The tiny micro-USB port on the side of PLAiR is what powers the device and it draws power either directly from a power outlet using the included adapter or from your TV's USB port, if it has one. The extra cable certainly spoils quite a bit of the sleekness that the "just a stick" design implies and that PLAiR tacitly encourages with its marketing materials, which rarely show the power cable. (PLAiR says it's working on an MHL-compatible model that wouldn't need a separate power cable.)
More frustrating was that PLAiR's careless construction made it tough to actually get it powered on. The problem is the micro-USB port just didn't quite align with the opening in casing, making it difficult to get the USB plug in there. It's possible that I got a bad unit and that others work fine, but again, the overall build quality isn't reassuring.

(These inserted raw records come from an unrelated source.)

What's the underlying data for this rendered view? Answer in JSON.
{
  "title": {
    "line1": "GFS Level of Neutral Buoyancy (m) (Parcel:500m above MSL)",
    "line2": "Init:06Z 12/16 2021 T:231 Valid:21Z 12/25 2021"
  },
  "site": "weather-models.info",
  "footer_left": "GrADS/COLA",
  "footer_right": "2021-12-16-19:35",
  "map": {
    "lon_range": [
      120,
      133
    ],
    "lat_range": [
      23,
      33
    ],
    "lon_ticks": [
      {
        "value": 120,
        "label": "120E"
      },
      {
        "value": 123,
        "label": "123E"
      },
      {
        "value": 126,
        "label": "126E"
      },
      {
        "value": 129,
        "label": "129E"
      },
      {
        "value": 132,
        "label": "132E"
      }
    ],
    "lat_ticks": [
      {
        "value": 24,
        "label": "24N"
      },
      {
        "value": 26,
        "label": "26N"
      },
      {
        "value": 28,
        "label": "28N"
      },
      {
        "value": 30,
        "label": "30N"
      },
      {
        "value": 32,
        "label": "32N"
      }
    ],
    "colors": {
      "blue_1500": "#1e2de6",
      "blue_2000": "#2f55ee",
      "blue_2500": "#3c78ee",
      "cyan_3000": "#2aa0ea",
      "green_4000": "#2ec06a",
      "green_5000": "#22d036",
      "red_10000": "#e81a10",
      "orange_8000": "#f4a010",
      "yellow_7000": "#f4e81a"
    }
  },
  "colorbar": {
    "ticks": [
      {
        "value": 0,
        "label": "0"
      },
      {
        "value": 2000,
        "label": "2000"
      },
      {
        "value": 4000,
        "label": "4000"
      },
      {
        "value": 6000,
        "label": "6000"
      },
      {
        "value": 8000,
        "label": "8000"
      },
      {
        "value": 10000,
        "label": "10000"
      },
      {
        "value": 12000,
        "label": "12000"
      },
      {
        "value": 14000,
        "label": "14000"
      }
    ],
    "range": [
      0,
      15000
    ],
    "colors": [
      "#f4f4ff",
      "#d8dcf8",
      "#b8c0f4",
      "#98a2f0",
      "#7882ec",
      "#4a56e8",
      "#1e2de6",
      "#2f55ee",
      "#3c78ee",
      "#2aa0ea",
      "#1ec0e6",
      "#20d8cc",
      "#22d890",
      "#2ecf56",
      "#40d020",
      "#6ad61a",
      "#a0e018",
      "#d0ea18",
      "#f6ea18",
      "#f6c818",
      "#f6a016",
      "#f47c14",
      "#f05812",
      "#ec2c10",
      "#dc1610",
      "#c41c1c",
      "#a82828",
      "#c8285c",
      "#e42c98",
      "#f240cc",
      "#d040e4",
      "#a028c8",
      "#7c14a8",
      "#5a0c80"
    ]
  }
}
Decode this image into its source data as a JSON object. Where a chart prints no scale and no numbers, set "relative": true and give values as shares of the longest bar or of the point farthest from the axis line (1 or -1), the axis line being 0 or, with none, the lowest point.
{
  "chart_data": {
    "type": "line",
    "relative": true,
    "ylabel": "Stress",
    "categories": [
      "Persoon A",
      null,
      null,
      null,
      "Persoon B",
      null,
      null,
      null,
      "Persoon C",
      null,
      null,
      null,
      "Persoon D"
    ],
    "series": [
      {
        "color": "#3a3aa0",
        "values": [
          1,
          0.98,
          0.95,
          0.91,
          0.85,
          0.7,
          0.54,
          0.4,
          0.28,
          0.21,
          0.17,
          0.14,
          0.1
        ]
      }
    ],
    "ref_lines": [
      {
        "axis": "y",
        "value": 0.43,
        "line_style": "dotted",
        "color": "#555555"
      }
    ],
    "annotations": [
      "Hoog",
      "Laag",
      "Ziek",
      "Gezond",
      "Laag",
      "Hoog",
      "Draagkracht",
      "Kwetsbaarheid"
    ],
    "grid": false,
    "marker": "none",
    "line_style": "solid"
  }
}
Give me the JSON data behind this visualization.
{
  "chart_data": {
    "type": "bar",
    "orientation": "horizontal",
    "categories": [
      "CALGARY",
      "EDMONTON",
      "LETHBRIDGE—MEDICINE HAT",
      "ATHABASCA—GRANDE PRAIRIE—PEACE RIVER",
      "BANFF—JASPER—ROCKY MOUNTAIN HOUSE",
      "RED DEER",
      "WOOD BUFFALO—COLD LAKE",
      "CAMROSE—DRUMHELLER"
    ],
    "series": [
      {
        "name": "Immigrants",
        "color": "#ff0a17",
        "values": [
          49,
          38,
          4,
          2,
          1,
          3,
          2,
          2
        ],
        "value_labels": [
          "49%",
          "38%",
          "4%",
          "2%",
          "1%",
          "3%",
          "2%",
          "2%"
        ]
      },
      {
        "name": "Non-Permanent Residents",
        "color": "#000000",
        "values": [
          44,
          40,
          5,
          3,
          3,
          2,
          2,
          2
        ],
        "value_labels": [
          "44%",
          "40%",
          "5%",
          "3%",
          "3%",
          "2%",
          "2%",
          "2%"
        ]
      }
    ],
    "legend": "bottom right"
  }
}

Once I got the device physically installed, setup went a lot better. The onscreen instructions are simple, and after only a little fussing it connected to both my laptop and iPad.
The only glitch I ran into was using my dual-band router, which is configured with separately-named 2.4GHz and 5GHz networks. PLAiR doesn't support 5GHz networks and requires the device to be on the same wireless network, so I had to reconfigure all my devices to use the more crowded 2.4GHz network. Dual-band support would have been a nice for a device that relies so much on wireless streaming; Roku supports dual-band in both of its $99 streamers, including the Streaming Stick.
Content: Limited section, glitchy playback
Streaming from tablets and smartphones is done strictly via the PLAiR app, which offers curated content from various Web sources. At first glance it looks promising, with high-profile shows like "Conan" and "The Colbert Report", but that fades quickly once you figure out you're limited to clips, rather than full episodes.